Among their tactics:
•Running to Congress. Mutual fund companies quietly inserted language into the recently passed spending law that is designed to slow the SEC's efforts to create more accountability from mutual fund boards. Earlier in the year, high-tech companies added language to a House bill that would have blocked a plan to require greater disclosure of stock-options grants. The measure died in the Senate.
•Fighting SEC rules. Business groups have managed to delay for months an SEC rule giving shareholders limited rights to name corporate directors if the existing board is unresponsive to their demands. The move is arguably the agency's single most important corporate-governance measure.

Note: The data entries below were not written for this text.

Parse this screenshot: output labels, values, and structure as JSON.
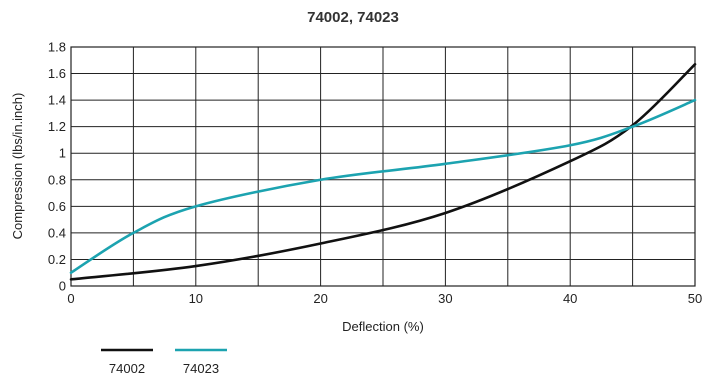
{
  "chart_data": {
    "type": "line",
    "title": "74002, 74023",
    "xlabel": "Deflection (%)",
    "ylabel": "Compression (lbs/in.inch)",
    "xlim": [
      0,
      50
    ],
    "ylim": [
      0,
      1.8
    ],
    "xticks": [
      0,
      10,
      20,
      30,
      40,
      50
    ],
    "xtick_labels": [
      "0",
      "10",
      "20",
      "30",
      "40",
      "50"
    ],
    "yticks": [
      0,
      0.2,
      0.4,
      0.6,
      0.8,
      1,
      1.2,
      1.4,
      1.6,
      1.8
    ],
    "ytick_labels": [
      "0",
      "0.2",
      "0.4",
      "0.6",
      "0.8",
      "1",
      "1.2",
      "1.4",
      "1.6",
      "1.8"
    ],
    "grid": true,
    "legend_position": "bottom-left",
    "series": [
      {
        "name": "74002",
        "color": "#111111",
        "x": [
          0,
          10,
          20,
          30,
          40,
          45,
          50
        ],
        "y": [
          0.05,
          0.15,
          0.32,
          0.55,
          0.94,
          1.21,
          1.67
        ]
      },
      {
        "name": "74023",
        "color": "#1ca3b0",
        "x": [
          0,
          5,
          10,
          20,
          30,
          40,
          45,
          50
        ],
        "y": [
          0.1,
          0.4,
          0.6,
          0.8,
          0.92,
          1.06,
          1.2,
          1.4
        ]
      }
    ]
  }
}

•Battling pension funds. Business groups have been fighting a pitched battle with state employee pension funds that have used their large blocks of stocks to lobby for corporate reforms. Such pressure resulted in the ouster Thursday of Sean Harrigan, president of California's largest pension fund and one of the nations' most vocal and powerful reform advocates.
Business groups point to what has changed since the Enron bust of three years ago. Certainly the SEC has been given substantial budget increases, and many boards of directors have tightened scrutiny of the companies they oversee. But the backlash against reform shows what happens once attention to corporate scandals begins to wane.
Three years later, the Enron collapse seems like a distant memory. So much has happened since then to show it was not an isolated event, but part of a larger trend. In the next few months, the nation may begin to determine whether reform is also a trend, or merely and isolated event.